Niedersächsisches Verkehrsministerium

Stoppt das Land Tempo 30 in Göttingen?

+
Auf sechs Göttinger Hauptstraßen gilt von 22 bis 6 Uhr Tempo 30.

Göttingen - Seit Freitag dürfen Fahrzeuge auf sechs Göttinger Hauptstraßen von 22 bis 6 Uhr nur noch maximal 30 Stundenkilometer fahren – aus Lärmschutzgründen. Nun durchkreuzt das Verkehrsministerium in Hannover die Pläne der Stadt Göttingen.

Bereits vor Inkrafttreten der Regelung am vergangenen Freitag hatte das Ministerium sein Veto gegen die Beschränkung auf der Reinhäuser Landstraße (Bundesstraße 27) eingelegt, wie gestern bekannt wurde. Es gibt Bedenken, weil die B 27 offizielle Umleitung für die A 7 ist. Nun prüft das Ministerium seit Montag auch die anderen sechs Straßenabschnitte, auf denen Göttingen vergangene Woche Tempo 30 in den Nachtstunden angeordnet hat. „Die Stadt hätte bei uns anfragen und Messdaten für eine Prüfung einreichen müssen, hat sie aber nicht“, erklärte Ministeriumssprecher Stefan Wittke.

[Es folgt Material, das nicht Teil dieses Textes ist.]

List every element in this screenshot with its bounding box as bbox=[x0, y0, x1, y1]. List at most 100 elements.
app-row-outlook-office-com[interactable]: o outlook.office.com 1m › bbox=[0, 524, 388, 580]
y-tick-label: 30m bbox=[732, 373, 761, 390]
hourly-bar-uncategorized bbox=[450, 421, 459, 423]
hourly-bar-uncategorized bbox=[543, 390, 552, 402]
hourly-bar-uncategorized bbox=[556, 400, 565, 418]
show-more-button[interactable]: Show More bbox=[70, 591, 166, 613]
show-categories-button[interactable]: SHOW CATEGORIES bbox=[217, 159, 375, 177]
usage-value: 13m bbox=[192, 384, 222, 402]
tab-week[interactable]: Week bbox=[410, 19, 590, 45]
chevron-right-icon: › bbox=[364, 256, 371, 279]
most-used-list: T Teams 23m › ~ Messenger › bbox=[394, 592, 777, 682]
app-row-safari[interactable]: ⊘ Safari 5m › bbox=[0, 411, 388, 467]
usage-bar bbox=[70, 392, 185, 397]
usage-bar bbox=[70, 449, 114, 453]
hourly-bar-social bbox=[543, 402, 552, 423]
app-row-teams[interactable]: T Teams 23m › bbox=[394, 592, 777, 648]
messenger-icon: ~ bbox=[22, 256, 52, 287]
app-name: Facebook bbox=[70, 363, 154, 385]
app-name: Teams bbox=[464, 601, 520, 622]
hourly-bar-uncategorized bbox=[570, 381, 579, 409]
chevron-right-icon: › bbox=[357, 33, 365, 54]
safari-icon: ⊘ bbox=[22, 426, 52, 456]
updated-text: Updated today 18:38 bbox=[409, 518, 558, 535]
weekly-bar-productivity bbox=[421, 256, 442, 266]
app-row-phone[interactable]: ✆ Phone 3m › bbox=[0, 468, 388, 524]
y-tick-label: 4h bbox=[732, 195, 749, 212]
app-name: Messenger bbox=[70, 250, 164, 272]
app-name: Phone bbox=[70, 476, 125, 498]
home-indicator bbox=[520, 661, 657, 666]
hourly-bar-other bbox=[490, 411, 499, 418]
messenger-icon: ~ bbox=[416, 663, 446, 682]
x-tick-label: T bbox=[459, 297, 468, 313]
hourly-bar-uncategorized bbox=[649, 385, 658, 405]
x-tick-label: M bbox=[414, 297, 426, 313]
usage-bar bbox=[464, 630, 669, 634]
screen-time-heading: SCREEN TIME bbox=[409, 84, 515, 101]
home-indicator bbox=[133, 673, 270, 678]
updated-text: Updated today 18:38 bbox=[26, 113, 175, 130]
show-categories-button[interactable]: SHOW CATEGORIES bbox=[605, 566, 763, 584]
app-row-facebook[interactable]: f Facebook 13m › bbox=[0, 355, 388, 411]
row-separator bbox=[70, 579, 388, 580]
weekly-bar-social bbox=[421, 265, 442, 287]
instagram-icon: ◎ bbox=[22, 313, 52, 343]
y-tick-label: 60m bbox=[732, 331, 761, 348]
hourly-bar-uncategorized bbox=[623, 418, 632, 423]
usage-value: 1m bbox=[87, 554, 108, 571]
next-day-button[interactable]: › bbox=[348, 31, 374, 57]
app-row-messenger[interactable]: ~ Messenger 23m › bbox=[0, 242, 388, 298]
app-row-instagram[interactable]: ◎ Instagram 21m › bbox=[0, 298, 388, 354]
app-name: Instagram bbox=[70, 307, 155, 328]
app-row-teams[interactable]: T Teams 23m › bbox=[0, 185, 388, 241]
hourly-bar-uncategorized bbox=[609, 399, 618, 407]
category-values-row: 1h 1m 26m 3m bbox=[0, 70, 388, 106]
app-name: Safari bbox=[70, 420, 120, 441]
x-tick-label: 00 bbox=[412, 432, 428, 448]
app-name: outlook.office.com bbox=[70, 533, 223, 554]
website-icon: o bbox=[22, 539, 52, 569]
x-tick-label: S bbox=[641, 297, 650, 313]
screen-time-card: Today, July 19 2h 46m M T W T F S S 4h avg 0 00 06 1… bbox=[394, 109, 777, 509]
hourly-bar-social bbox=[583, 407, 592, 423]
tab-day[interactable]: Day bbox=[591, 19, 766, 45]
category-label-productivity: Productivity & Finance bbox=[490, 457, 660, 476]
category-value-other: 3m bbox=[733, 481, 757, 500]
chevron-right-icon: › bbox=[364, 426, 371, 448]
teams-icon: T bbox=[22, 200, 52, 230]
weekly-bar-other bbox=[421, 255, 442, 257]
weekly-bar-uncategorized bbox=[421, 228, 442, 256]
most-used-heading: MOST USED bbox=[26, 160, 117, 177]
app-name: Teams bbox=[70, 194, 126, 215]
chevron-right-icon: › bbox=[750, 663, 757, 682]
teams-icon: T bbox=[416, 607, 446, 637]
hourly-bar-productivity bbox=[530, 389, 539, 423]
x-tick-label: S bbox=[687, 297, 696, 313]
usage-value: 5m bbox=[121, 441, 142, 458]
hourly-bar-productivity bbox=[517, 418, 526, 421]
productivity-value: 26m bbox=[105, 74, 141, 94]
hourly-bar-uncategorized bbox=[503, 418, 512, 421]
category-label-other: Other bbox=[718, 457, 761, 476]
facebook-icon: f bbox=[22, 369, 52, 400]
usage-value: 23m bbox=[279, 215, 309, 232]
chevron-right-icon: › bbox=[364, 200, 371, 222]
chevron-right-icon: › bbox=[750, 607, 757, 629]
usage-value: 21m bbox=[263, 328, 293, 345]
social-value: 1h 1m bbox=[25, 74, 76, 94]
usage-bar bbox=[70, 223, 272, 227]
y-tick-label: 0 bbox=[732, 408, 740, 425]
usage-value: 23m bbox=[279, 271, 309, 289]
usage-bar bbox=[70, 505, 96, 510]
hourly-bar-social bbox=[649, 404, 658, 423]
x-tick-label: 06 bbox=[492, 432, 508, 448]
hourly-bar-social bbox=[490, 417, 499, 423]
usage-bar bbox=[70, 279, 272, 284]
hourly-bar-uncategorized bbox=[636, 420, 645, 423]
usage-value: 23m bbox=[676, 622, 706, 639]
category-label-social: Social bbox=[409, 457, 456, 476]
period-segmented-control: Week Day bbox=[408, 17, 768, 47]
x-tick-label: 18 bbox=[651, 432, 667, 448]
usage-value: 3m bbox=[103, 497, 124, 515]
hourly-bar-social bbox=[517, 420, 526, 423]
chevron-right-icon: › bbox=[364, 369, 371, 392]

Seit Freitag dürfen Fahrzeuge auf sechs Göttinger Hauptstraßen von 22 bis 6 Uhr nur noch maximal 30 Stundenkilometer fahren – aus Lärmschutzgründen. Eigentlich sollte dies auch für die Reinhäuser Landstraße gelten. In letzter Minute aber hatte das Ministerium interveniert. Darauf ließ die Verwaltung die Tempo-30-Schilder ohne weitere öffentliche Mitteilung überkleben.

Ohne Prüfung und Genehmigung durch das Verkehrsministerium sei die Anordnung für die Reinhäuser Landstraße als Bundesstraße nicht rechtsgültig, erklärte Wittke weiter. Göttingens Ordnungsdezernent Siegfried Lieske allerdings beruft sich auf die angeforderte Zustimmung der Landesbehörde für Straßenbau. „Wir sind davon ausgegangen, dass damit alles in Ordnung geht.“ Sowohl die Landesbehörde als auch das Ministerium selbst hätten in mehreren Briefwechseln zuvor in keiner Weise darauf hingewiesen, dass nur die oberste Stelle die Anordnung genehmigen können, so Lieske.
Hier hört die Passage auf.